If this doesn't solve the problem and you have digital terrestrial TV (Freeview), check the BBC's reception problem checker tool to see if maintenance work is being carried out on your local transmitter.

Satellite TV

Satellite problems can be frustrating, particularly if your favourite programme is about to start! If your box isn't getting a decent signal you may notice the picture breaking up, pixellation, or that some channels can't be received.

Check the following to get your satellite TV back in business:

  • Dish alignment
    If you've recently had heavy winds or rain then the dish could have been knocked or blown out of alignment. Call a satellite engineer in for this problem.
  • Blocked signal
    The dish needs a clear line of sight to the satellite.

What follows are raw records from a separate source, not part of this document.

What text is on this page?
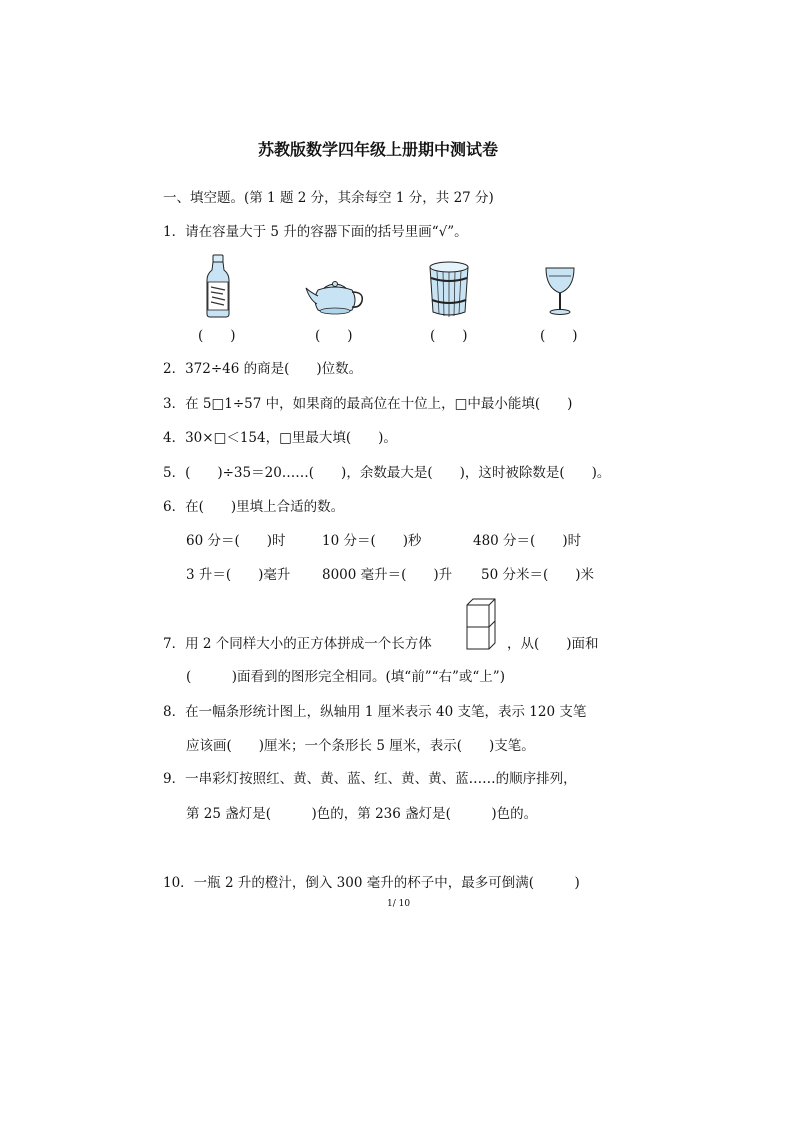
苏教版数学四年级上册期中测试卷
一、填空题。(第 1 题 2 分，其余每空 1 分，共 27 分)
1．请在容量大于 5 升的容器下面的括号里画“√”。
(　　)	(　　)	(　　)	(　　)
2．372÷46 的商是(　　)位数。
3．在 5□1÷57 中，如果商的最高位在十位上，□中最小能填(　　)
4．30×□＜154，□里最大填(　　)。
5．(　　)÷35＝20……(　　)，余数最大是(　　)，这时被除数是(　　)。
6．在(　　)里填上合适的数。
60 分＝(　　)时	10 分＝(　　)秒	480 分＝(　　)时
3 升＝(　　)毫升 8000 毫升＝(　　)升 50 分米＝(　　)米
7．用 2 个同样大小的正方体拼成一个长方体	，从(　　)面和
(　　　)面看到的图形完全相同。(填“前”“右”或“上”)
8．在一幅条形统计图上，纵轴用 1 厘米表示 40 支笔，表示 120 支笔
应该画(　　)厘米；一个条形长 5 厘米，表示(　　)支笔。
9．一串彩灯按照红、黄、黄、蓝、红、黄、黄、蓝……的顺序排列，
第 25 盏灯是(　　　)色的，第 236 盏灯是(　　　)色的。
10．一瓶 2 升的橙汁，倒入 300 毫升的杯子中，最多可倒满(　　　)
1/ 10
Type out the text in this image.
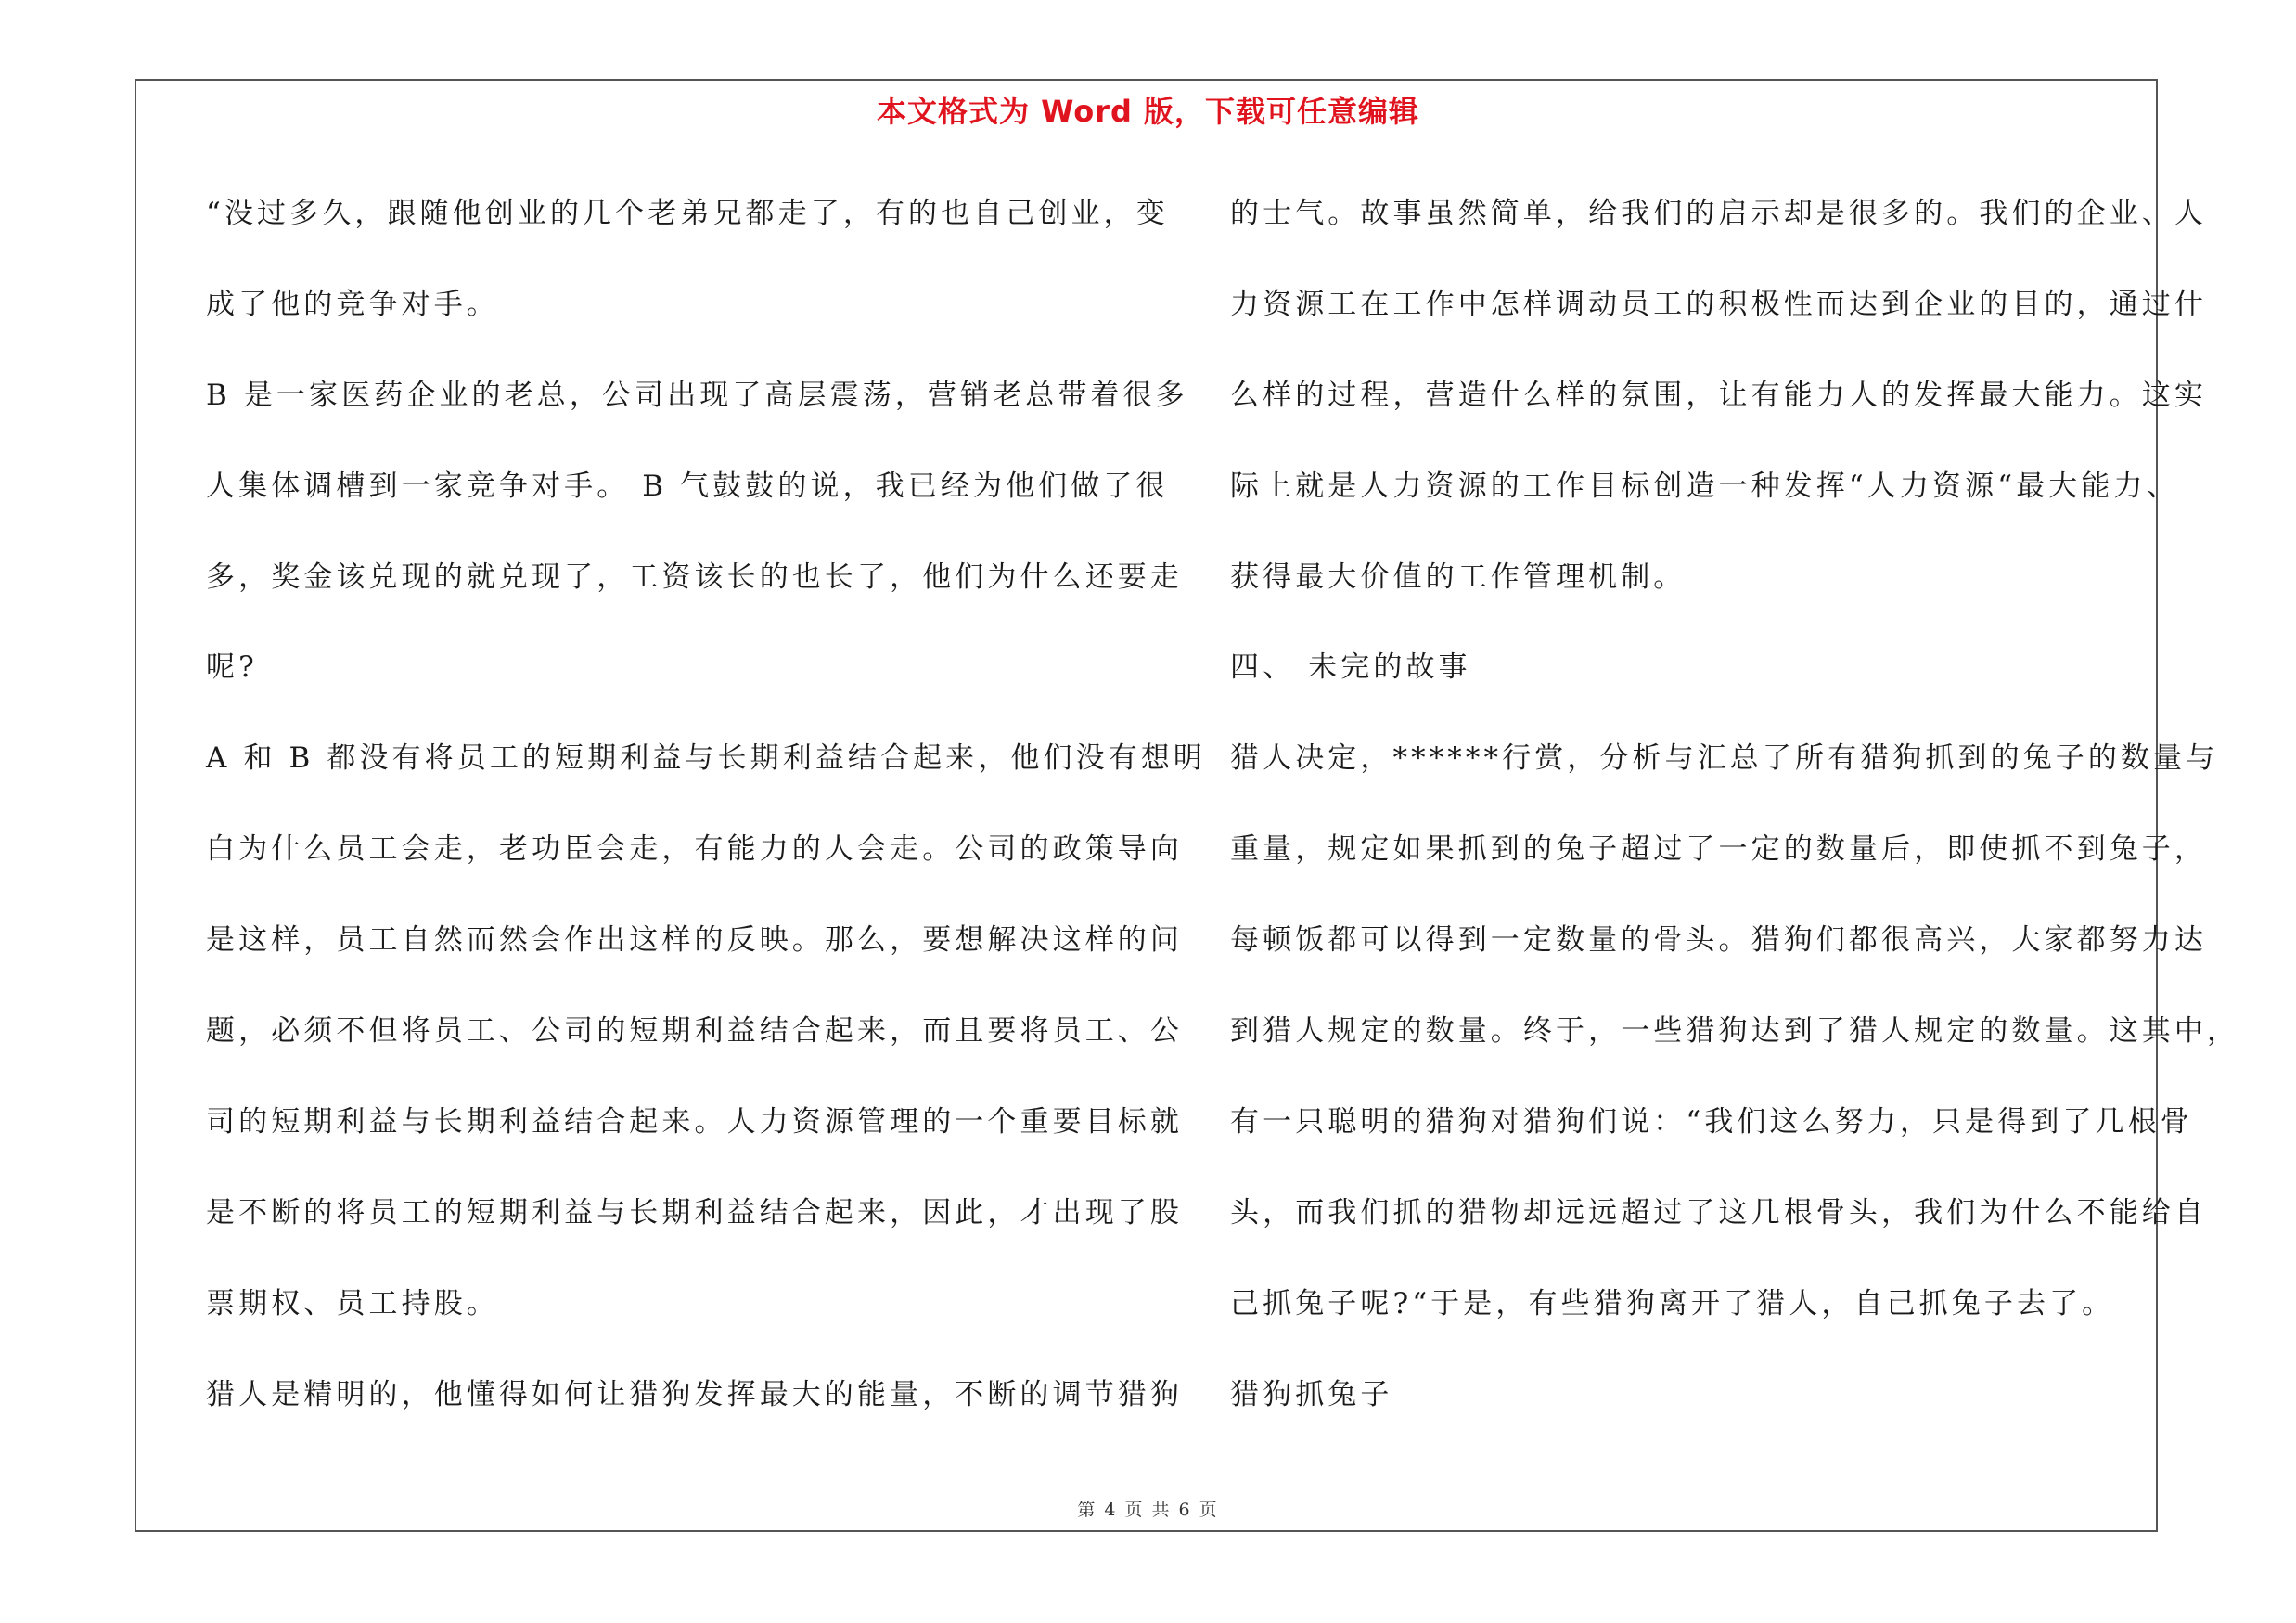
本文格式为 Word 版，下载可任意编辑
“没过多久，跟随他创业的几个老弟兄都走了，有的也自己创业，变
成了他的竞争对手。
B 是一家医药企业的老总，公司出现了高层震荡，营销老总带着很多
人集体调槽到一家竞争对手。 B 气鼓鼓的说，我已经为他们做了很
多，奖金该兑现的就兑现了，工资该长的也长了，他们为什么还要走
呢?
A 和 B 都没有将员工的短期利益与长期利益结合起来，他们没有想明
白为什么员工会走，老功臣会走，有能力的人会走。公司的政策导向
是这样，员工自然而然会作出这样的反映。那么，要想解决这样的问
题，必须不但将员工、公司的短期利益结合起来，而且要将员工、公
司的短期利益与长期利益结合起来。人力资源管理的一个重要目标就
是不断的将员工的短期利益与长期利益结合起来，因此，才出现了股
票期权、员工持股。
猎人是精明的，他懂得如何让猎狗发挥最大的能量，不断的调节猎狗
的士气。故事虽然简单，给我们的启示却是很多的。我们的企业、人
力资源工在工作中怎样调动员工的积极性而达到企业的目的，通过什
么样的过程，营造什么样的氛围，让有能力人的发挥最大能力。这实
际上就是人力资源的工作目标创造一种发挥“人力资源“最大能力、
获得最大价值的工作管理机制。
四、 未完的故事
猎人决定，******行赏，分析与汇总了所有猎狗抓到的兔子的数量与
重量，规定如果抓到的兔子超过了一定的数量后，即使抓不到兔子，
每顿饭都可以得到一定数量的骨头。猎狗们都很高兴，大家都努力达
到猎人规定的数量。终于，一些猎狗达到了猎人规定的数量。这其中，
有一只聪明的猎狗对猎狗们说：“我们这么努力，只是得到了几根骨
头，而我们抓的猎物却远远超过了这几根骨头，我们为什么不能给自
己抓兔子呢?“于是，有些猎狗离开了猎人，自己抓兔子去了。
猎狗抓兔子
第 4 页 共 6 页
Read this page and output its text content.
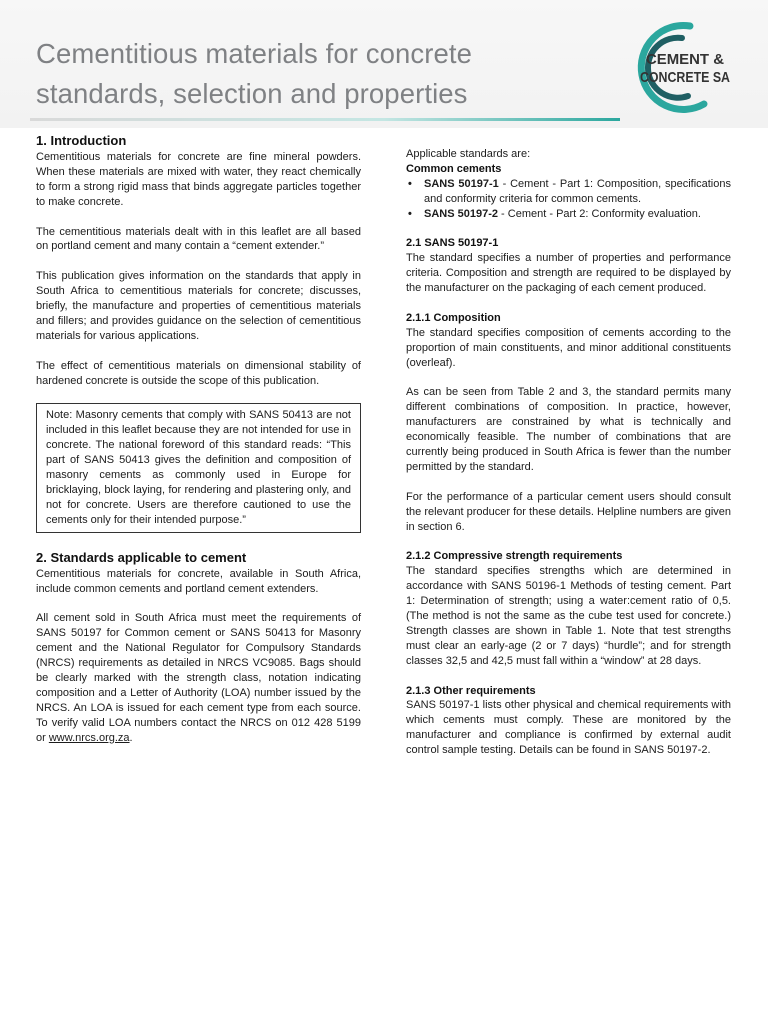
Cementitious materials for concrete
standards, selection and properties
CEMENT &
CONCRETE SA
1. Introduction

Cementitious materials for concrete are fine mineral powders. When these materials are mixed with water, they react chemically to form a strong rigid mass that binds aggregate particles together to make concrete.

The cementitious materials dealt with in this leaflet are all based on portland cement and many contain a “cement extender.”

This publication gives information on the standards that apply in South Africa to cementitious materials for concrete; discusses, briefly, the manufacture and properties of cementitious materials and fillers; and provides guidance on the selection of cementitious materials for various applications.

The effect of cementitious materials on dimensional stability of hardened concrete is outside the scope of this publication.

Note: Masonry cements that comply with SANS 50413 are not included in this leaflet because they are not intended for use in concrete. The national foreword of this standard reads: “This part of SANS 50413 gives the definition and composition of masonry cements as commonly used in Europe for bricklaying, block laying, for rendering and plastering only, and not for concrete. Users are therefore cautioned to use the cements only for their intended purpose.”

2. Standards applicable to cement

Cementitious materials for concrete, available in South Africa, include common cements and portland cement extenders.

All cement sold in South Africa must meet the requirements of SANS 50197 for Common cement or SANS 50413 for Masonry cement and the National Regulator for Compulsory Standards (NRCS) requirements as detailed in NRCS VC9085. Bags should be clearly marked with the strength class, notation indicating composition and a Letter of Authority (LOA) number issued by the NRCS. An LOA is issued for each cement type from each source. To verify valid LOA numbers contact the NRCS on 012 428 5199 or www.nrcs.org.za.

Applicable standards are:

Common cements
• SANS 50197-1 - Cement - Part 1: Composition, specifications and conformity criteria for common cements.
• SANS 50197-2 - Cement - Part 2: Conformity evaluation.
2.1 SANS 50197-1

The standard specifies a number of properties and performance criteria. Composition and strength are required to be displayed by the manufacturer on the packaging of each cement produced.

2.1.1 Composition

The standard specifies composition of cements according to the proportion of main constituents, and minor additional constituents (overleaf).

As can be seen from Table 2 and 3, the standard permits many different combinations of composition. In practice, however, manufacturers are constrained by what is technically and economically feasible. The number of combinations that are currently being produced in South Africa is fewer than the number permitted by the standard.

For the performance of a particular cement users should consult the relevant producer for these details. Helpline numbers are given in section 6.

2.1.2 Compressive strength requirements

The standard specifies strengths which are determined in accordance with SANS 50196-1 Methods of testing cement. Part 1: Determination of strength; using a water:cement ratio of 0,5. (The method is not the same as the cube test used for concrete.) Strength classes are shown in Table 1. Note that test strengths must clear an early-age (2 or 7 days) “hurdle”; and for strength classes 32,5 and 42,5 must fall within a “window” at 28 days.

2.1.3 Other requirements

SANS 50197-1 lists other physical and chemical requirements with which cements must comply. These are monitored by the manufacturer and compliance is confirmed by external audit control sample testing. Details can be found in SANS 50197-2.
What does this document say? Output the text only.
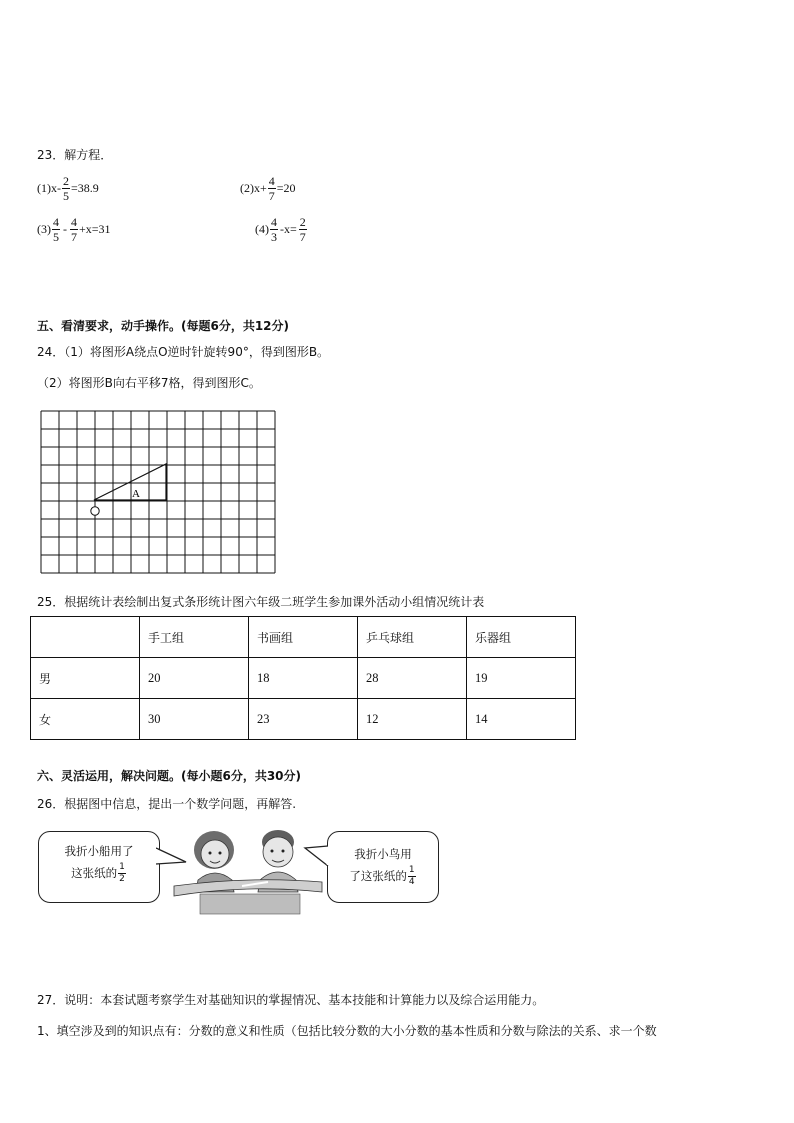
23．解方程．
$(1)x- \frac{2}{5} =38.9$	$(2)x+ \frac{4}{7} =20$
$(3) \frac{4}{5} - \frac{4}{7} +x=31$	$(4) \frac{4}{3} -x= \frac{2}{7}$
五、看清要求，动手操作。(每题6分，共12分)
24．（1）将图形A绕点O逆时针旋转90°，得到图形B。
（2）将图形B向右平移7格，得到图形C。
A
25．根据统计表绘制出复式条形统计图六年级二班学生参加课外活动小组情况统计表
	手工组	书画组	乒乓球组	乐器组
男	20	18	28	19
女	30	23	12	14
六、灵活运用，解决问题。(每小题6分，共30分)
26．根据图中信息，提出一个数学问题，再解答.
我折小船用了
这张纸的 $\frac{1}{2}$
我折小鸟用
了这张纸的 $\frac{1}{4}$
27．说明：本套试题考察学生对基础知识的掌握情况、基本技能和计算能力以及综合运用能力。
1、填空涉及到的知识点有：分数的意义和性质（包括比较分数的大小分数的基本性质和分数与除法的关系、求一个数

Scaffolding, buildings, walls and even trees blocking the path to the satellite can cause interference.
  • Bad weather
    Heavy rain can affect your satellite TV reception. If high winds cause problems then dish may not be securely fixed. Call a satellite engineer to get the dish secured.
  • Check your cables
    Make sure that the feed is securely connected and that the cable from the dish to the back of your satellite receiver is undamaged.
  • LNB (Low Noise Block) problems
    If the LNB develops a fault then you'll probably experience lost channels or problems with polarisation. If you have a problem with your LNB then it may need to be replaced.